What they were looking for they did not find. Nowhere could they find the shine of unearthliness that illuminated their two sons, at this time.

And there they were sitting, the album spread out across both their stretched-out brown legs they were in bikinis when the boys came out, glasses of fruit juice in their hands.

They sat on the wall of the verandahs edge and contemplated their mothers, Roz and Lil.

What are they doing? Ian seriously asked Tom.

What are they doing? echoed Tom, owlishly, joking as always. He jumped up, peered down at the open page, half on Rozs, half on Lils knees, and returned to his place.

They are admiring their beauty when they were nymphets, he reported to Ian. Arent you, Ma? he said to Roz.

Thats right, said Roz. Tempus fugit. It fugits like anything. You have no idea yet. We wanted to find out what we were like all those years ago.

Not so many years, said Lil.

Dont bother to count, said Roz. Enough years.

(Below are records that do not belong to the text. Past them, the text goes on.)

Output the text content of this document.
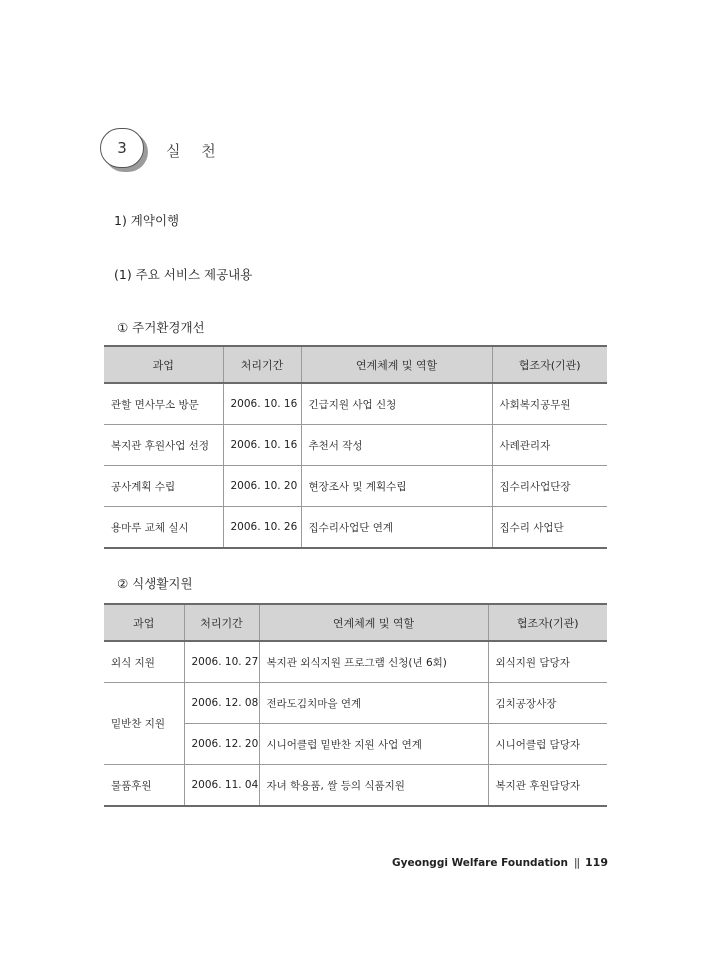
3	실 천
1) 계약이행
(1) 주요 서비스 제공내용
① 주거환경개선
과업	처리기간	연계체계 및 역할	협조자(기관)
관할 면사무소 방문	2006. 10. 16	긴급지원 사업 신청	사회복지공무원
복지관 후원사업 선정	2006. 10. 16	추천서 작성	사례관리자
공사계획 수립	2006. 10. 20	현장조사 및 계획수립	집수리사업단장
용마루 교체 실시	2006. 10. 26	집수리사업단 연계	집수리 사업단
② 식생활지원
과업	처리기간	연계체계 및 역할	협조자(기관)
외식 지원	2006. 10. 27	복지관 외식지원 프로그램 신청(년 6회)	외식지원 담당자
밑반찬 지원	2006. 12. 08	전라도김치마을 연계	김치공장사장
	2006. 12. 20	시니어클럽 밑반찬 지원 사업 연계	시니어클럽 담당자
물품후원	2006. 11. 04	자녀 학용품, 쌀 등의 식품지원	복지관 후원담당자
Gyeonggi Welfare Foundation || 119
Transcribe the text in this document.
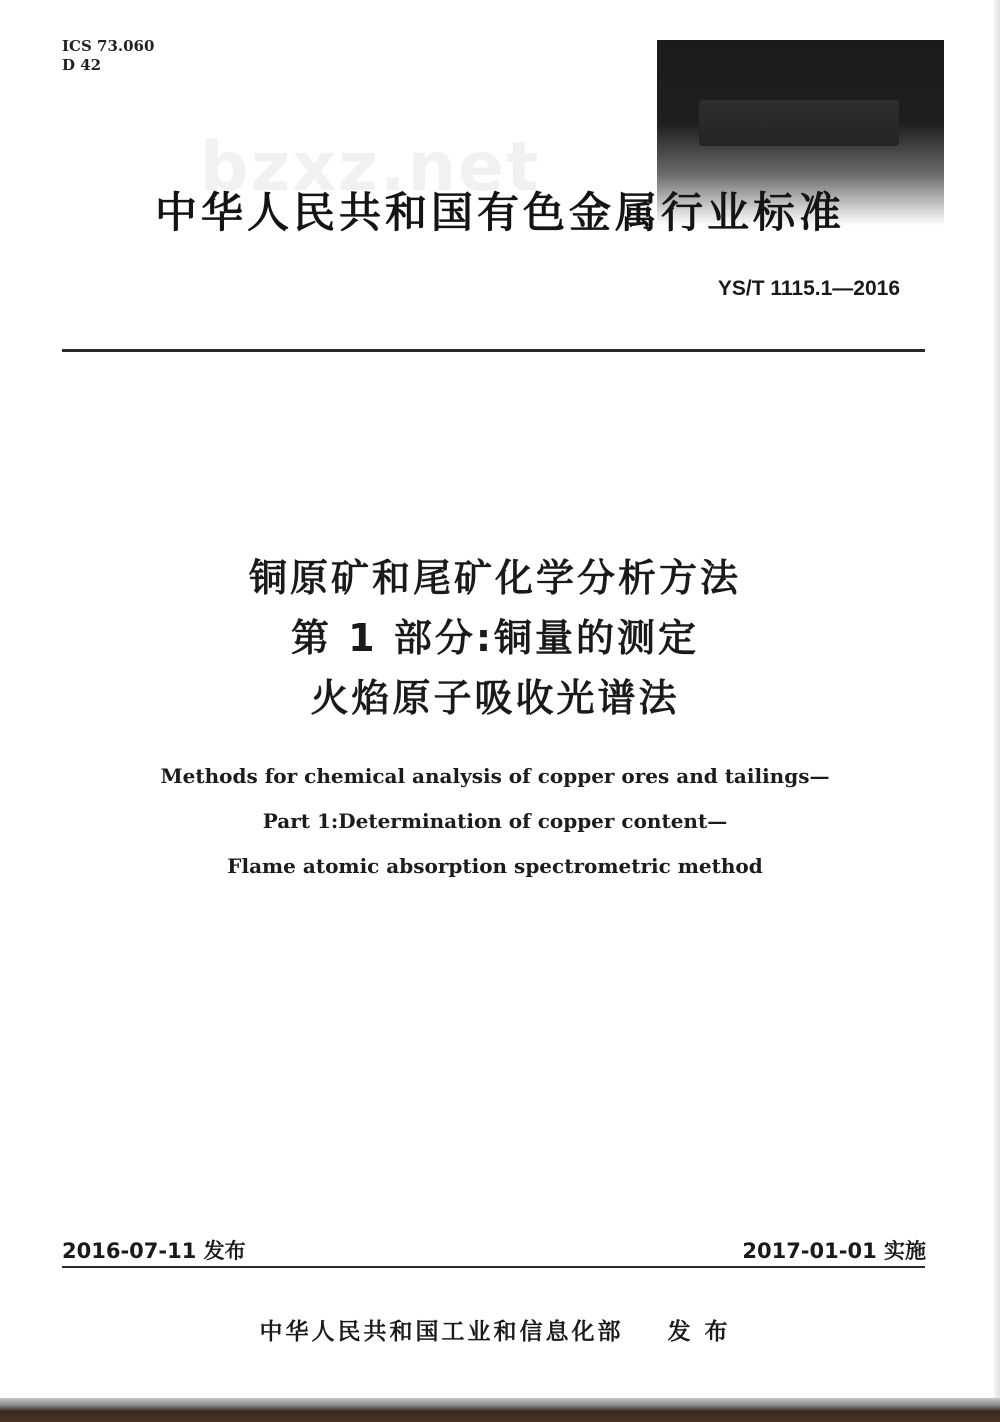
ICS 73.060
D 42
bzxz.net
中华人民共和国有色金属行业标准
YS/T 1115.1—2016
铜原矿和尾矿化学分析方法
第 1 部分:铜量的测定
火焰原子吸收光谱法
Methods for chemical analysis of copper ores and tailings—
Part 1:Determination of copper content—
Flame atomic absorption spectrometric method
2016-07-11 发布	2017-01-01 实施
中华人民共和国工业和信息化部 发 布
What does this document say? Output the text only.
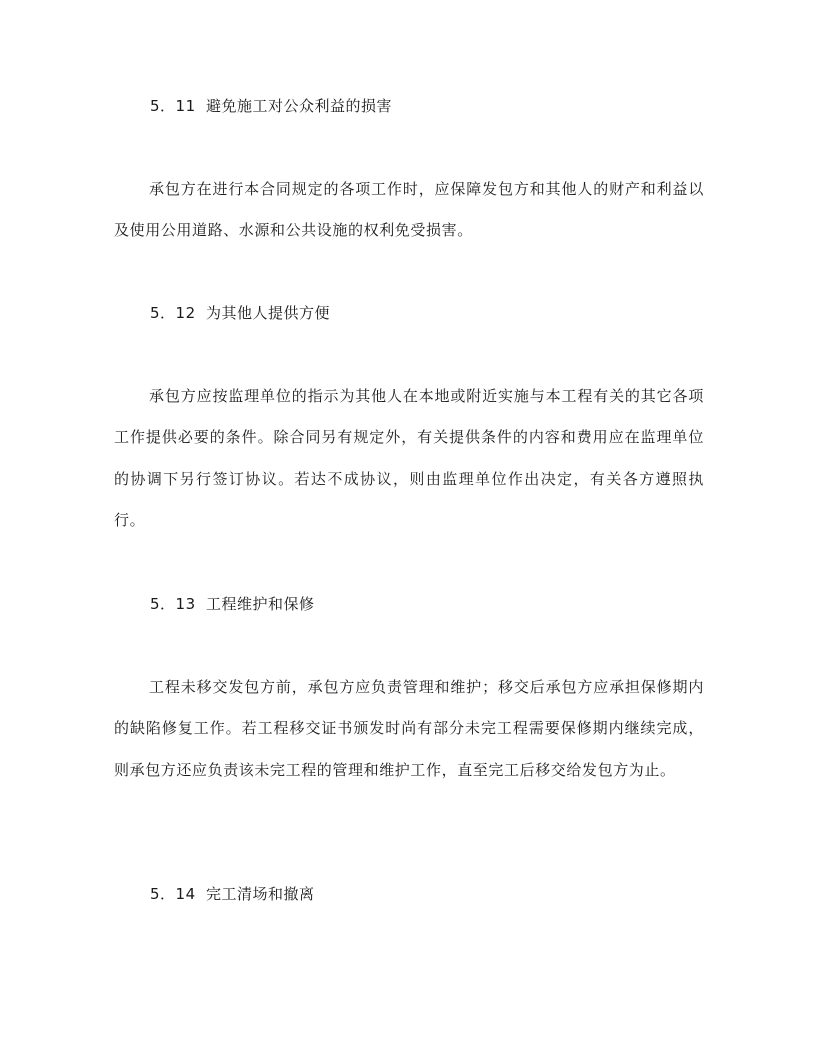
5．11 避免施工对公众利益的损害

承包方在进行本合同规定的各项工作时，应保障发包方和其他人的财产和利益以及使用公用道路、水源和公共设施的权利免受损害。

5．12 为其他人提供方便

承包方应按监理单位的指示为其他人在本地或附近实施与本工程有关的其它各项工作提供必要的条件。除合同另有规定外，有关提供条件的内容和费用应在监理单位的协调下另行签订协议。若达不成协议，则由监理单位作出决定，有关各方遵照执行。

5．13 工程维护和保修

工程未移交发包方前，承包方应负责管理和维护；移交后承包方应承担保修期内的缺陷修复工作。若工程移交证书颁发时尚有部分未完工程需要保修期内继续完成，则承包方还应负责该未完工程的管理和维护工作，直至完工后移交给发包方为止。

5．14 完工清场和撤离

Now Ian captured the album off the womens thighs, and he and Tom sat staring at the girls, their mothers.

They werent bad, said Tom to Ian.

Not bad at all, said Ian to Tom.

The women smiled at each other: more of a grimace.

But you are better now, said Ian, and went red.

Oh, you are charming, said Roz, accepting the compliment for herself.

I dont know, said the clown, Tom, pretending to compare the old photographs with the two women sitting there, in their bikinis. I dont know. Now? and he screwed up his eyes for the examination. And then. He bent to goggle at the photographs.

Now has it, he pronounced. Yes, better now. And at this the two boys fell to foot-and-shoulder wrestling, or jostling, as they often still did, like boys, though what people saw were young gods who couldnt take a step or make a gesture that was not from some archaic vase, or antique dance.

Our mothers, said Tom, toasting them in orange juice.

Our mothers, said Ian, smiling directly at Roz in a way that made her shift about in her chair and move her legs.

Roz had said to Lil that Ian had a crush on her, Roz, and Lil had said, Well, never mind, hell get over it.

What Ian was not getting over, had not begun to get over, was his fathers death, already a couple of years behind, in time. From the moment he had ceased to have a father he had pined, becoming thinner, almost transparent, so that his mother complained, Do eat, Ian, eat something you must.

Oh, leave me alone.

It was all right for Tom, whose father turned up sometimes, and whom he visited up there in his landlocked university. But Ian had nothing, not even warming memories. Where his father should have been, unsatisfactory as he had been with his affairs and his frequent absences, was nothing, a blank, and Ian tried to put a brave face on it, had bad dreams, and both womens hearts ached for him.

A big boy, his eyes heavy with crying, he would go to his mother, where she sat on a sofa, and collapse beside her, and she would put her arms around him. Or go to Roz, and she embraced him, Poor Ian.